On trouvera conséquemment depuis les
plus belles déductions savantes ce qui convient plus aux méthodes moyenâgeuses:
la recherche du bouc émissaire approprié à satisfaire le besoin de
sécularisation convenant aux esprits conservateurs. Que coïncide au présent
réchauffement planétaire succédant au Petit âge des glaces de 1450 à 1850 un
réchauffement apparentable dans le système solaire —que dans le même temps Mars
voit diminuer ses calottes glaciaires et que nous enregistrions pour Pluton, la
planète la plus éloignée du système solaire, une température moyenne de surface
augmentée de 3 degrés Celsius pour ce dernier siècle—, voilà qui serait saugrenu de
prendre en compte dans les belles théories des climatologues ayant leur audience
auprès des médias. Bien sûr, c'est certain, tous
les ‘scientifiques’ sont d'accord: si les glaciers fondent, les coupables ne
peuvent être que les consommateurs d'énergie non renouvelable. Une disposition
dont la logique convient à la conclusion de la majorité des gens croyant que: «Le temps n'est plus ce qu'il était!
C'est comme les hommes, il est détraqué!»
Voilà bien les
préoccupations de ceux qui voudraient que rien ne change afin
de ne pas perturber leur propre état venant de sécuriser ce qu'ils possèdent
pour pouvoir être et avoir sans efforts.
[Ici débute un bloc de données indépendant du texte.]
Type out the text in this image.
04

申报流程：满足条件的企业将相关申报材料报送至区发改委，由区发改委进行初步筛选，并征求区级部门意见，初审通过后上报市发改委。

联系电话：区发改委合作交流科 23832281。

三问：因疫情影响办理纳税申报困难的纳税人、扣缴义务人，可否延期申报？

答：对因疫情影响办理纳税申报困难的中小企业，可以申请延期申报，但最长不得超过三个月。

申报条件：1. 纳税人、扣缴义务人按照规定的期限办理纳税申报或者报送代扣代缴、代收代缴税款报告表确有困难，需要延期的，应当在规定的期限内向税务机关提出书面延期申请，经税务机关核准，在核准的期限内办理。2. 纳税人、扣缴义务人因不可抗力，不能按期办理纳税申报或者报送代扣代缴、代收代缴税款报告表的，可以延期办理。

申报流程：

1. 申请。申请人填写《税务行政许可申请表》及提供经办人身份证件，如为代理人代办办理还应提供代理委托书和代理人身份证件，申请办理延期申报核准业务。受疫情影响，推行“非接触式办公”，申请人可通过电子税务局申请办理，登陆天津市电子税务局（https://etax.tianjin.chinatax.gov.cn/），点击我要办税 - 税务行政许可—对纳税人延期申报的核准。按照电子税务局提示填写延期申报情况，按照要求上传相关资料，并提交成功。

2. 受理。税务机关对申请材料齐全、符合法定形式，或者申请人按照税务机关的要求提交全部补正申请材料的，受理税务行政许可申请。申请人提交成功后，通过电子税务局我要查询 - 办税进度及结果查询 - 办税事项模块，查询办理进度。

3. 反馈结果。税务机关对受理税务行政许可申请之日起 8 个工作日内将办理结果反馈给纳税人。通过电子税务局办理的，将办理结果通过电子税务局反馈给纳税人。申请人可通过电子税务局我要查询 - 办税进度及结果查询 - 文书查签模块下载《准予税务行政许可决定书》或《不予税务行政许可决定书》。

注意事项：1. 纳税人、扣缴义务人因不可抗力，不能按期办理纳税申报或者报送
Mais pour qui choisit de regarder
l'avenir en face sont fort heureusement des données enregistrées dans les
annales météorologiques permettant de réfléchir par soi-même.
Conclusion. Autre est la question de ne pas
gaspiller des ressources mondiales. Mais est-il vraiment urgent que les gouvernements se
réunissent pour prendre des mesures afin que nous puissions revenir au bon vieux
temps? Autrement dit, est-il vraiment devenu impératif de priver la couverture
végétale de la planète de son principal aliment, le CO2
atmosphérique, en espérant que les glaciers reviennent empiéter sur le domaine
conquis par le règne de la vie?
Si, étant parmi les laborieux, vous
croyez en ce prêt-à-porter intellectuel à exprimer l'idéologie d'une pensée
unique contemporaine, alors dormez paisiblement: ne fournissez aucun effort pour
penser par vous-mêmes. Car par vos impôts et taxes vous payez pour que l'on pense
pour vous afin que les choses redeviennent normales. Cependant que vous
pouvez entretenir quelque suspicion vis-à-vis d'éventuelles manipulations, et
vous dire que ces affirmations médiatisées, tout comme les hirondelles, ne font
pas le printemps.
Au titre de l'épistémologie des sciences, ces choses
sont dites à ne vouloir blesser personne, bien que le ton vienne de ce que j'en
ai personnellement assez que l'on dirige par des moyens de pression autoritaires
ne supposant pas d'alternative, ce que je dois faire et penser. Le but de la
science, comme celui de la démocratie, n'est pas en cela.